Alexander Salamat and Raylene Gutierrez are charming as Santiago and Ofelia. Gutierrez fully realizes Ofelia’s practical façade that covers a spirit as romantic and imaginative as her daughter Marela’s. Salamat conveys Santiago’s frustrations with his inadequacies as a businessman as well as his fierce desire to hold his family together in traditional ways.

Hannah JoBeth Roark plays the flighty but lovable Marela with just the right amount of insouciance and innocence and in stark contrast to the unhappy Conchita, played with intensity by Elizabeth Elliott. Her passionate affair with Juan Julian (Carlos D. Perez Beltran) exposes all of Conchita’s own repressed desires. Beltran’s Juan Julian is intriguing and just slightly dangerous as his sensitivity and passion for stories stirs the emotions of those around him. Danny Shaw deftly captures Cheche’s twitchy personality, and Jordan Foote practically quivers with repressed rage and jealousy over Conchita’s affair.
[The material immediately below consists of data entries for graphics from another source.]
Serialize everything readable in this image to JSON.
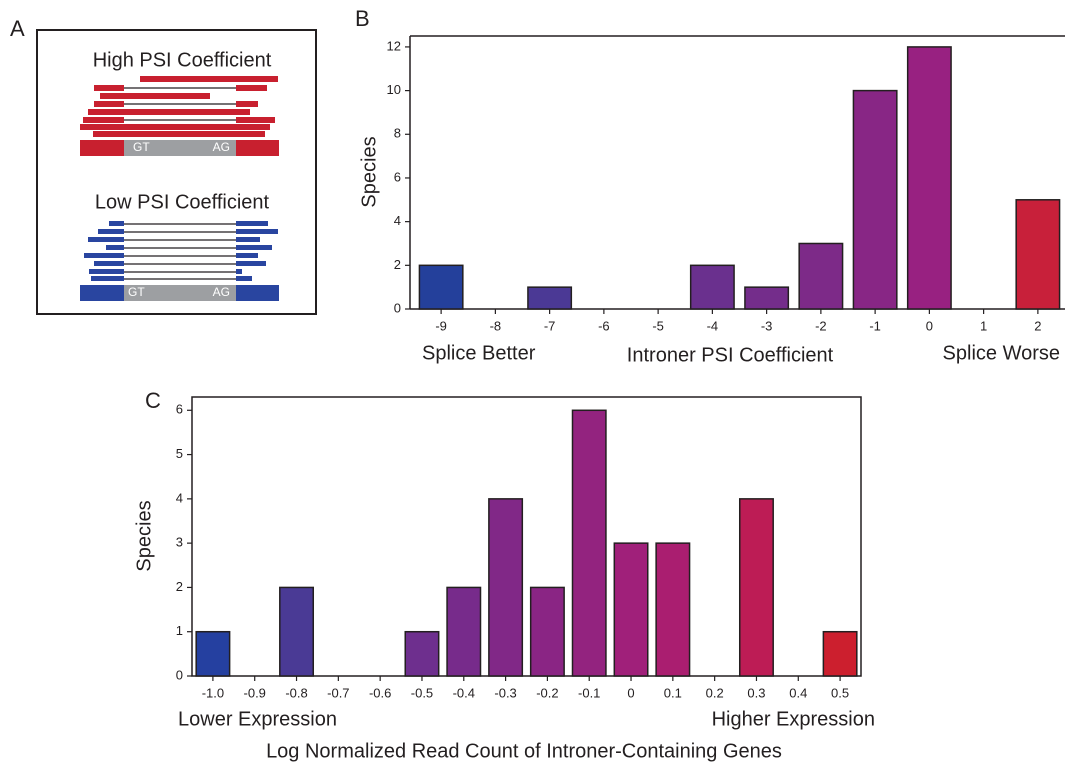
{
  "panel_labels": [
    "A",
    "B",
    "C"
  ],
  "diagram": {
    "top": {
      "title": "High PSI Coefficient",
      "left_site": "GT",
      "right_site": "AG"
    },
    "bottom": {
      "title": "Low PSI Coefficient",
      "left_site": "GT",
      "right_site": "AG"
    }
  },
  "chart_data": [
    {
      "type": "bar",
      "x_label": "Introner PSI Coefficient",
      "y_label": "Species",
      "annotations": [
        "Splice Better",
        "Splice Worse"
      ],
      "categories": [
        "-9",
        "-8",
        "-7",
        "-6",
        "-5",
        "-4",
        "-3",
        "-2",
        "-1",
        "0",
        "1",
        "2"
      ],
      "values": [
        2,
        0,
        1,
        0,
        0,
        2,
        1,
        3,
        10,
        12,
        0,
        5
      ],
      "colors": [
        "#24409b",
        "#3a3d98",
        "#4b3995",
        "#573692",
        "#613390",
        "#6a308e",
        "#742d8b",
        "#7d2a88",
        "#882685",
        "#982181",
        "#b01e5a",
        "#c8203a"
      ],
      "ylim": [
        0,
        12.5
      ],
      "yticks": [
        0,
        2,
        4,
        6,
        8,
        10,
        12
      ]
    },
    {
      "type": "bar",
      "x_label": "Log Normalized Read Count of Introner-Containing Genes",
      "y_label": "Species",
      "annotations": [
        "Lower Expression",
        "Higher Expression"
      ],
      "categories": [
        "-1.0",
        "-0.9",
        "-0.8",
        "-0.7",
        "-0.6",
        "-0.5",
        "-0.4",
        "-0.3",
        "-0.2",
        "-0.1",
        "0",
        "0.1",
        "0.2",
        "0.3",
        "0.4",
        "0.5"
      ],
      "values": [
        1,
        0,
        2,
        0,
        0,
        1,
        2,
        4,
        2,
        6,
        3,
        3,
        0,
        4,
        0,
        1
      ],
      "colors": [
        "#2540a0",
        "#3a3d98",
        "#4a3a95",
        "#5a3692",
        "#64328f",
        "#6e2f8e",
        "#772b8b",
        "#812887",
        "#8a2584",
        "#93237f",
        "#a0207a",
        "#aa1e70",
        "#b41d62",
        "#bd1c55",
        "#c41d42",
        "#cc1f2e"
      ],
      "ylim": [
        0,
        6.3
      ],
      "yticks": [
        0,
        1,
        2,
        3,
        4,
        5,
        6
      ]
    }
  ]
}
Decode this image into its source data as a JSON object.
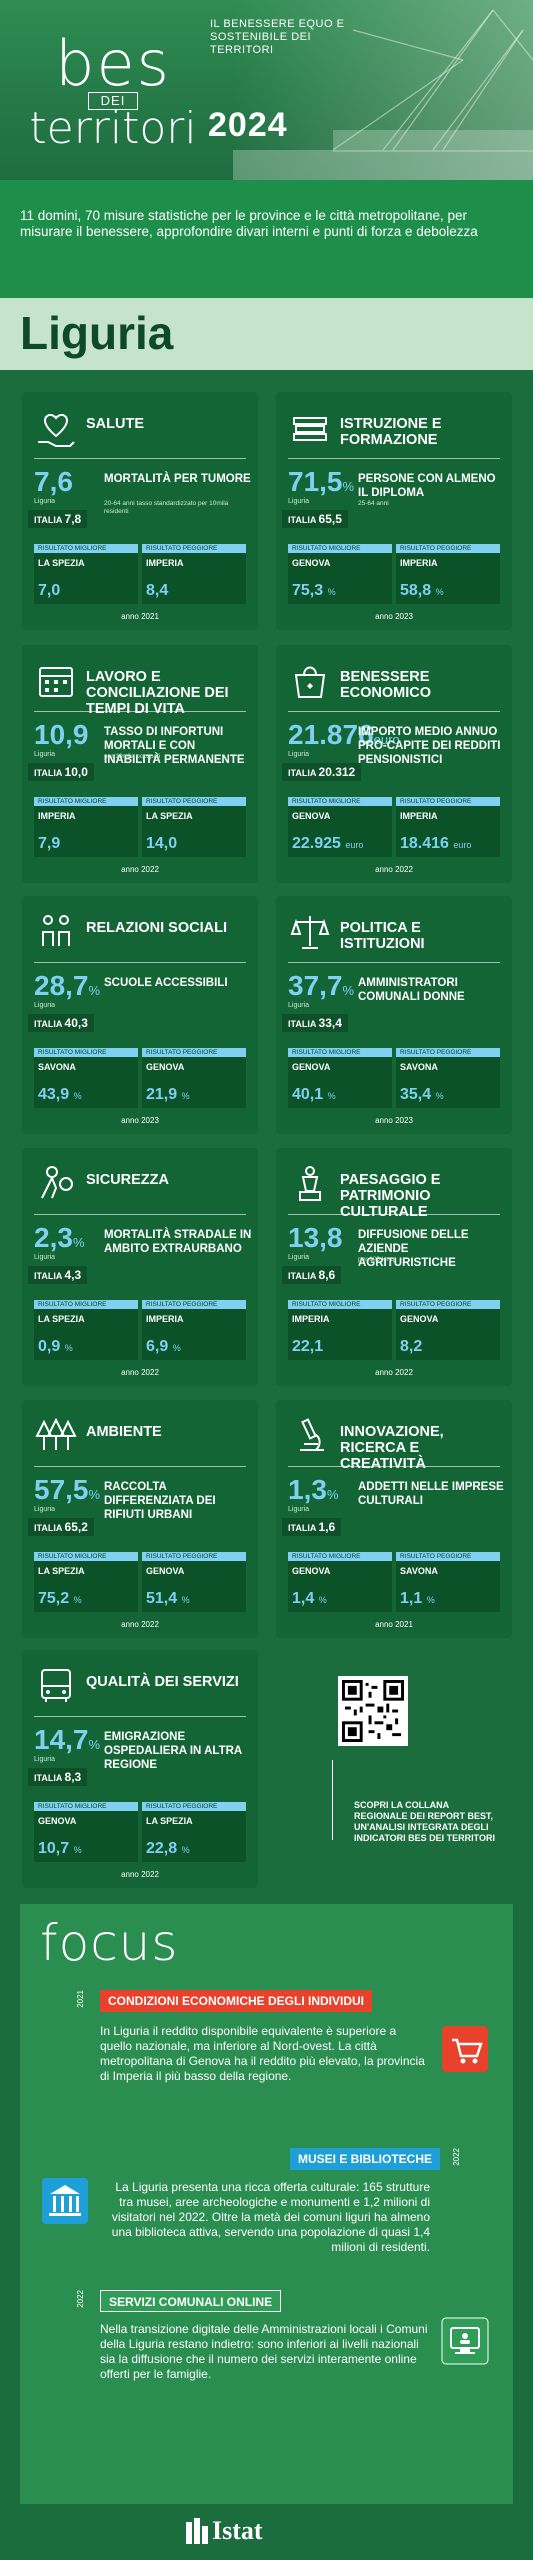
{
  "header": {
    "logo_top": "bes",
    "logo_mid": "DEI",
    "logo_bottom": "territori",
    "tagline": "IL BENESSERE EQUO E SOSTENIBILE DEI TERRITORI",
    "year": "2024"
  },
  "intro": "11 domini, 70 misure statistiche per le province e le città metropolitane, per misurare il benessere, approfondire divari interni e punti di forza e debolezza",
  "region": "Liguria",
  "result_best_label": "RISULTATO MIGLIORE",
  "result_worst_label": "RISULTATO PEGGIORE",
  "italia_label": "ITALIA",
  "cards": [
    {
      "icon": "heart-hand-icon",
      "title": "SALUTE",
      "value": "7,6",
      "unit": "",
      "reg": "Liguria",
      "italia": "7,8",
      "indicator": "MORTALITÀ PER TUMORE",
      "note": "20-64 anni\ntasso standardizzato per 10mila residenti",
      "best_name": "LA SPEZIA",
      "best_val": "7,0",
      "best_unit": "",
      "worst_name": "IMPERIA",
      "worst_val": "8,4",
      "worst_unit": "",
      "year": "anno 2021"
    },
    {
      "icon": "books-icon",
      "title": "ISTRUZIONE E FORMAZIONE",
      "value": "71,5",
      "unit": "%",
      "reg": "Liguria",
      "italia": "65,5",
      "indicator": "PERSONE CON ALMENO IL DIPLOMA",
      "note": "25-64 anni",
      "best_name": "GENOVA",
      "best_val": "75,3",
      "best_unit": "%",
      "worst_name": "IMPERIA",
      "worst_val": "58,8",
      "worst_unit": "%",
      "year": "anno 2023"
    },
    {
      "icon": "calendar-icon",
      "title": "LAVORO E CONCILIAZIONE DEI TEMPI DI VITA",
      "value": "10,9",
      "unit": "",
      "reg": "Liguria",
      "italia": "10,0",
      "indicator": "TASSO DI INFORTUNI MORTALI E CON INABILITÀ PERMANENTE",
      "note": "per 10mila occupati",
      "best_name": "IMPERIA",
      "best_val": "7,9",
      "best_unit": "",
      "worst_name": "LA SPEZIA",
      "worst_val": "14,0",
      "worst_unit": "",
      "year": "anno 2022"
    },
    {
      "icon": "shopping-bag-icon",
      "title": "BENESSERE ECONOMICO",
      "value": "21.876",
      "unit": "euro",
      "reg": "Liguria",
      "italia": "20.312",
      "indicator": "IMPORTO MEDIO ANNUO PRO-CAPITE DEI REDDITI PENSIONISTICI",
      "note": "",
      "best_name": "GENOVA",
      "best_val": "22.925",
      "best_unit": "euro",
      "worst_name": "IMPERIA",
      "worst_val": "18.416",
      "worst_unit": "euro",
      "year": "anno 2022"
    },
    {
      "icon": "people-icon",
      "title": "RELAZIONI SOCIALI",
      "value": "28,7",
      "unit": "%",
      "reg": "Liguria",
      "italia": "40,3",
      "indicator": "SCUOLE ACCESSIBILI",
      "note": "",
      "best_name": "SAVONA",
      "best_val": "43,9",
      "best_unit": "%",
      "worst_name": "GENOVA",
      "worst_val": "21,9",
      "worst_unit": "%",
      "year": "anno 2023"
    },
    {
      "icon": "scales-icon",
      "title": "POLITICA E ISTITUZIONI",
      "value": "37,7",
      "unit": "%",
      "reg": "Liguria",
      "italia": "33,4",
      "indicator": "AMMINISTRATORI COMUNALI DONNE",
      "note": "",
      "best_name": "GENOVA",
      "best_val": "40,1",
      "best_unit": "%",
      "worst_name": "SAVONA",
      "worst_val": "35,4",
      "worst_unit": "%",
      "year": "anno 2023"
    },
    {
      "icon": "thief-icon",
      "title": "SICUREZZA",
      "value": "2,3",
      "unit": "%",
      "reg": "Liguria",
      "italia": "4,3",
      "indicator": "MORTALITÀ STRADALE IN AMBITO EXTRAURBANO",
      "note": "",
      "best_name": "LA SPEZIA",
      "best_val": "0,9",
      "best_unit": "%",
      "worst_name": "IMPERIA",
      "worst_val": "6,9",
      "worst_unit": "%",
      "year": "anno 2022"
    },
    {
      "icon": "statue-icon",
      "title": "PAESAGGIO E PATRIMONIO CULTURALE",
      "value": "13,8",
      "unit": "",
      "reg": "Liguria",
      "italia": "8,6",
      "indicator": "DIFFUSIONE DELLE AZIENDE AGRITURISTICHE",
      "note": "per 100 kmq",
      "best_name": "IMPERIA",
      "best_val": "22,1",
      "best_unit": "",
      "worst_name": "GENOVA",
      "worst_val": "8,2",
      "worst_unit": "",
      "year": "anno 2022"
    },
    {
      "icon": "trees-icon",
      "title": "AMBIENTE",
      "value": "57,5",
      "unit": "%",
      "reg": "Liguria",
      "italia": "65,2",
      "indicator": "RACCOLTA DIFFERENZIATA DEI RIFIUTI URBANI",
      "note": "",
      "best_name": "LA SPEZIA",
      "best_val": "75,2",
      "best_unit": "%",
      "worst_name": "GENOVA",
      "worst_val": "51,4",
      "worst_unit": "%",
      "year": "anno 2022"
    },
    {
      "icon": "microscope-icon",
      "title": "INNOVAZIONE, RICERCA E CREATIVITÀ",
      "value": "1,3",
      "unit": "%",
      "reg": "Liguria",
      "italia": "1,6",
      "indicator": "ADDETTI NELLE IMPRESE CULTURALI",
      "note": "",
      "best_name": "GENOVA",
      "best_val": "1,4",
      "best_unit": "%",
      "worst_name": "SAVONA",
      "worst_val": "1,1",
      "worst_unit": "%",
      "year": "anno 2021"
    },
    {
      "icon": "bus-icon",
      "title": "QUALITÀ DEI SERVIZI",
      "value": "14,7",
      "unit": "%",
      "reg": "Liguria",
      "italia": "8,3",
      "indicator": "EMIGRAZIONE OSPEDALIERA IN ALTRA REGIONE",
      "note": "",
      "best_name": "GENOVA",
      "best_val": "10,7",
      "best_unit": "%",
      "worst_name": "LA SPEZIA",
      "worst_val": "22,8",
      "worst_unit": "%",
      "year": "anno 2022"
    }
  ],
  "qr_text": "SCOPRI LA COLLANA REGIONALE DEI REPORT BEST, UN'ANALISI INTEGRATA DEGLI INDICATORI BES DEI TERRITORI",
  "focus": {
    "title": "focus",
    "items": [
      {
        "year": "2021",
        "tag": "CONDIZIONI ECONOMICHE DEGLI INDIVIDUI",
        "tag_color": "#e8412c",
        "icon": "cart-icon",
        "text": "In Liguria il reddito disponibile equivalente è superiore a quello nazionale, ma inferiore al Nord-ovest. La città metropolitana di Genova ha il reddito più elevato, la provincia di Imperia il più basso della regione."
      },
      {
        "year": "2022",
        "tag": "MUSEI E BIBLIOTECHE",
        "tag_color": "#1e9fd8",
        "icon": "temple-icon",
        "text": "La Liguria presenta una ricca offerta culturale: 165 strutture tra musei, aree archeologiche e monumenti e 1,2 milioni di visitatori nel 2022. Oltre la metà dei comuni liguri ha almeno una biblioteca attiva, servendo una popolazione di quasi 1,4 milioni di residenti."
      },
      {
        "year": "2022",
        "tag": "SERVIZI COMUNALI ONLINE",
        "tag_color": "#2f9d57",
        "icon": "online-services-icon",
        "text": "Nella transizione digitale delle Amministrazioni locali i Comuni della Liguria restano indietro: sono inferiori ai livelli nazionali sia la diffusione che il numero dei servizi interamente online offerti per le famiglie."
      }
    ]
  },
  "footer": {
    "brand": "Istat"
  },
  "colors": {
    "value": "#7fd0f1",
    "card": "#136535",
    "background": "#1b6d3d"
  }
}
Director Julie Rae Mollenkamp has skillfully guided her performers in exploring these characters, helping them evoke the reality of this Cuban immigrant family. Dennis Christilles’ set design adds to this production’s success. The beautifully painted floor framed by gauzy curtains juxtaposed with the plain workstations of the factory is a visual realization of the conflicts between the old and the new, the traditional and the modern. Likewise, Ellie Kleinwort’s costume design shows off all the characters’ love of the beautiful even in the atmosphere of the factory. Cheche is the only character not extravagantly — even elegantly — dressed. His subdued business suit reminds us of his dedication only to the efficient making of money.

Inspired by Tolstoy’s novel, “Anna in the Tropics” explores the passions and tragedies of lives caught in a moment of transition, exposing the fragility of the family bond when it is faced with a dehumanizing modern world. To reinforce that bond, they must nourish their imaginations with stories.

“Anna in the Tropics” continues with shows at 5:30 p.m. today and April 11, 2:30 p.m. Sunday and 7:30 p.m. Wednesday, Thursday and Friday, all at the Inge Theatre in KU’s Murphy Hall.